Resta-nos ainda abordar a escola enquanto facilitadora da atividade física das crianças. Transmitir aos jovens a importância de uma vida fisicamente ativa, a par de outros comportamentos de saúde, vai muito para além da nota da disciplina de Educação Física contar para o acesso ao ensino superior. A atividade física e o desporto escolar têm de ser metas prioritárias dos departamentos de Saúde Escolar, inclusive nos recreios e mesmo fora do horário escolar, disponibilizando o acesso às instalações para atividades recreativas. 
Importantíssima ainda é a promoção do transporte ativo (a pé ou de bicicleta) para a escola. A criação de ROTAS SEGURAS PARA A ESCOLA deverá ter alicerces em dimensões complementares que vão desde a avaliação das rotas, a engenharia para alteração/construção de infraestruturas necessárias, a educação, o encorajamento e a fiscalização das práticas.Apesar de andar poder ser a forma mais acessível de transporte ativo, o uso da bicicleta para a escola pode contribuir para uma melhoria da aptidão física das crianças [8], e pode mesmo diminuir a reatividade cardiovascular e o stress percecionado quando a criança é confrontada com desafios cognitivos stressantes durante o dia na escola [9]. Estas abordagens podem ter importantes implicações em termos de saúde pública, uma vez que os benefícios observados nas intervenções precoces permanecem ao longo vários anos [10].
 
 
Formação Clínica das Conchas - Em termos profissionais, que projetos e ambições tem para o ano de 2017? 
XM - O ano de 2017 será seguramente um ano desafiante. Abracei muito recentemente um projeto audacioso e inovador do Ginásio Clube Português, que às finalidades desportivas, sociais e culturais no qual é referência nacional, expande-se agora para a investigação cientifica, na conceção, implementação e avaliação das intervenções de exercício físico, e identificação de mecanismos de ação do exercício físico,em parceria com o Centro Interdisciplinar de Estudo da Performance Humana da Faculdade de Motricidade humana – Universidade de Lisboa.A criação de conhecimento e compreensão através da ciência é crescentemente procurada para encontrar soluções para os desafios humanos, económicos e sociais emergentes, e estou confiante neste projeto.

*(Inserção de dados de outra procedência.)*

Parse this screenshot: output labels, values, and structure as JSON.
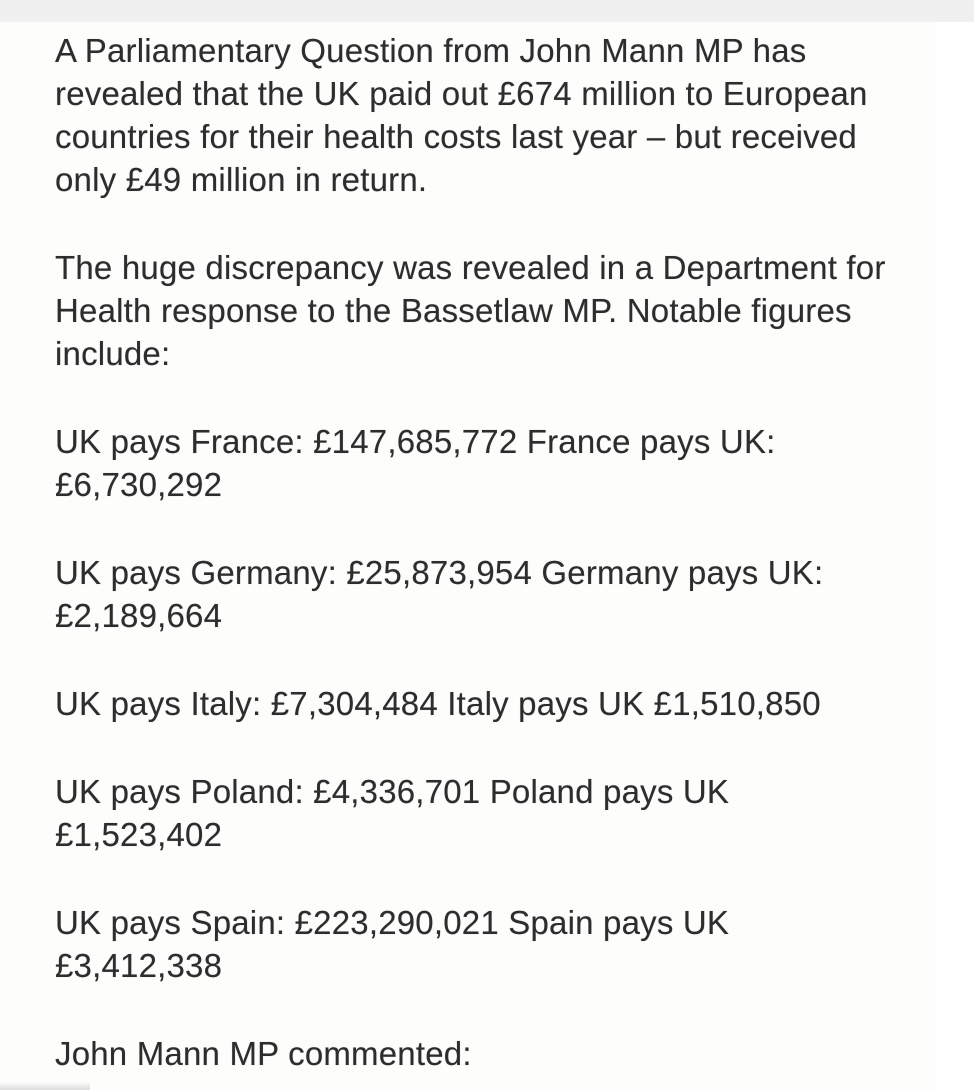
{
  "page": {
    "top_strip_color": "#f0f0f1",
    "column_background": "#fdfdfc",
    "text_color": "#2d2d2d"
  },
  "article": {
    "paragraphs": [
      {
        "text": "A Parliamentary Question from John Mann MP has\nrevealed that the UK paid out £674 million to European\ncountries for their health costs last year – but received\nonly £49 million in return."
      },
      {
        "text": "The huge discrepancy was revealed in a Department for\nHealth response to the Bassetlaw MP. Notable figures\ninclude:"
      },
      {
        "text": "UK pays France: £147,685,772 France pays UK:\n£6,730,292"
      },
      {
        "text": "UK pays Germany: £25,873,954 Germany pays UK:\n£2,189,664"
      },
      {
        "text": "UK pays Italy: £7,304,484 Italy pays UK £1,510,850"
      },
      {
        "text": "UK pays Poland: £4,336,701 Poland pays UK\n£1,523,402"
      },
      {
        "text": "UK pays Spain: £223,290,021 Spain pays UK\n£3,412,338"
      },
      {
        "text": "John Mann MP commented:"
      }
    ],
    "figures": [
      {
        "country": "France",
        "uk_pays": "£147,685,772",
        "pays_uk": "£6,730,292"
      },
      {
        "country": "Germany",
        "uk_pays": "£25,873,954",
        "pays_uk": "£2,189,664"
      },
      {
        "country": "Italy",
        "uk_pays": "£7,304,484",
        "pays_uk": "£1,510,850"
      },
      {
        "country": "Poland",
        "uk_pays": "£4,336,701",
        "pays_uk": "£1,523,402"
      },
      {
        "country": "Spain",
        "uk_pays": "£223,290,021",
        "pays_uk": "£3,412,338"
      }
    ],
    "totals": {
      "uk_paid_out": "£674 million",
      "uk_received": "£49 million"
    }
  }
}
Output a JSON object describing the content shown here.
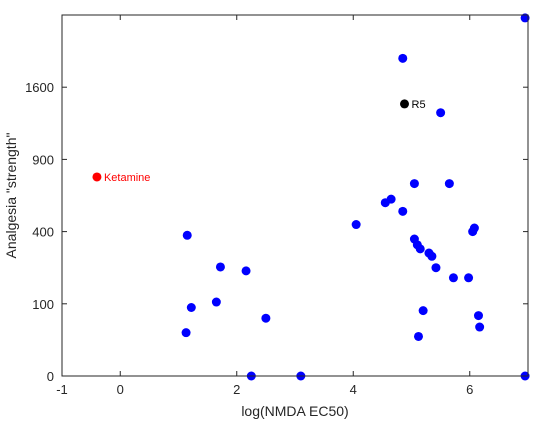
{
  "chart_data": {
    "type": "scatter",
    "xlabel": "log(NMDA EC50)",
    "ylabel": "Analgesia \"strength\"",
    "xlim": [
      -1,
      7
    ],
    "y_scale": "sqrt",
    "ylim": [
      0,
      2500
    ],
    "grid": false,
    "xticks": [
      -1,
      0,
      2,
      4,
      6
    ],
    "xtick_labels": [
      "-1",
      "0",
      "2",
      "4",
      "6"
    ],
    "yticks": [
      0,
      100,
      400,
      900,
      1600
    ],
    "ytick_labels": [
      "0",
      "100",
      "400",
      "900",
      "1600"
    ],
    "point_color": "#0000ff",
    "points": [
      {
        "x": 1.13,
        "y": 36
      },
      {
        "x": 1.15,
        "y": 380
      },
      {
        "x": 1.22,
        "y": 90
      },
      {
        "x": 1.65,
        "y": 105
      },
      {
        "x": 1.72,
        "y": 228
      },
      {
        "x": 2.16,
        "y": 212
      },
      {
        "x": 2.25,
        "y": 0
      },
      {
        "x": 2.5,
        "y": 64
      },
      {
        "x": 3.1,
        "y": 0
      },
      {
        "x": 4.05,
        "y": 440
      },
      {
        "x": 4.55,
        "y": 576
      },
      {
        "x": 4.65,
        "y": 600
      },
      {
        "x": 4.85,
        "y": 520
      },
      {
        "x": 4.85,
        "y": 1936
      },
      {
        "x": 5.05,
        "y": 360
      },
      {
        "x": 5.05,
        "y": 710
      },
      {
        "x": 5.1,
        "y": 330
      },
      {
        "x": 5.15,
        "y": 310
      },
      {
        "x": 5.12,
        "y": 30
      },
      {
        "x": 5.2,
        "y": 82
      },
      {
        "x": 5.3,
        "y": 290
      },
      {
        "x": 5.35,
        "y": 275
      },
      {
        "x": 5.42,
        "y": 225
      },
      {
        "x": 5.5,
        "y": 1330
      },
      {
        "x": 5.65,
        "y": 710
      },
      {
        "x": 5.72,
        "y": 185
      },
      {
        "x": 5.98,
        "y": 185
      },
      {
        "x": 6.05,
        "y": 400
      },
      {
        "x": 6.08,
        "y": 420
      },
      {
        "x": 6.15,
        "y": 70
      },
      {
        "x": 6.17,
        "y": 46
      },
      {
        "x": 6.95,
        "y": 0
      },
      {
        "x": 6.95,
        "y": 2460
      }
    ],
    "annotations": [
      {
        "label": "Ketamine",
        "x": -0.4,
        "y": 760,
        "color": "#ff0000"
      },
      {
        "label": "R5",
        "x": 4.88,
        "y": 1420,
        "color": "#000000"
      }
    ]
  }
}
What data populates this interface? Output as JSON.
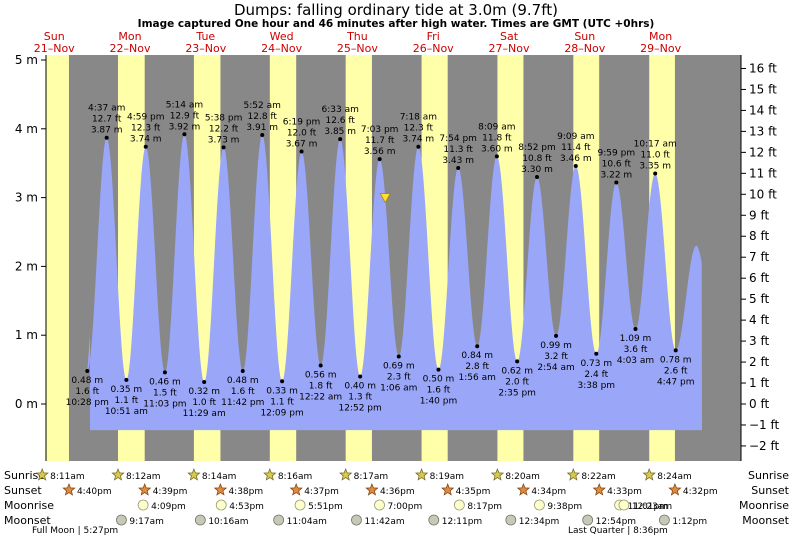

Enquanto Docente do Ensino Superior e formador, ambiciono durante o próximo ano aumentar a minha participação para a compreensão pública da ciência, facilitando a ligação da ciência com a sociedade,contribuindo desta forma para uma sociedade onde as pessoas têm o conhecimento para fazer escolhas profissionais, pessoais e até políticas.
 
Referências bibliográficas:
5. Shaw, B., et al., Children’s Independent Mobility: an international comparison and recommendations for action. 2015, Policy Studies Institute: London-UK.
6. Sardinha, L.B., et al., Longitudinal Relationship between Cardiorespiratory Fitness and Academic Achievement. Med Sci Sports Exerc, 2016. 48(5): p. 839-44.
7. Programa Nacional para a Promoção da Alimentação Saudável, Alimentação Vegetariana em idade Escolar. 2016, Direção geral de Saúde: Lisboa.
8. Cooper, A.R., et al., Longitudinal associations of cycling to school with adolescent fitness. Prev Med, 2008. 47(3): p. 324-8.
9. Lambiase, M.J., H.M. Barry, and J.N. Roemmich, Effect of a simulated active commute to school on cardiovascular stress reactivity. Med Sci Sports Exerc, 2010. 42(8): p. 1609-16.
10. Yang, L., et al., Interventions to promote cycling: systematic review. BMJ, 2010. 341: p. c5293.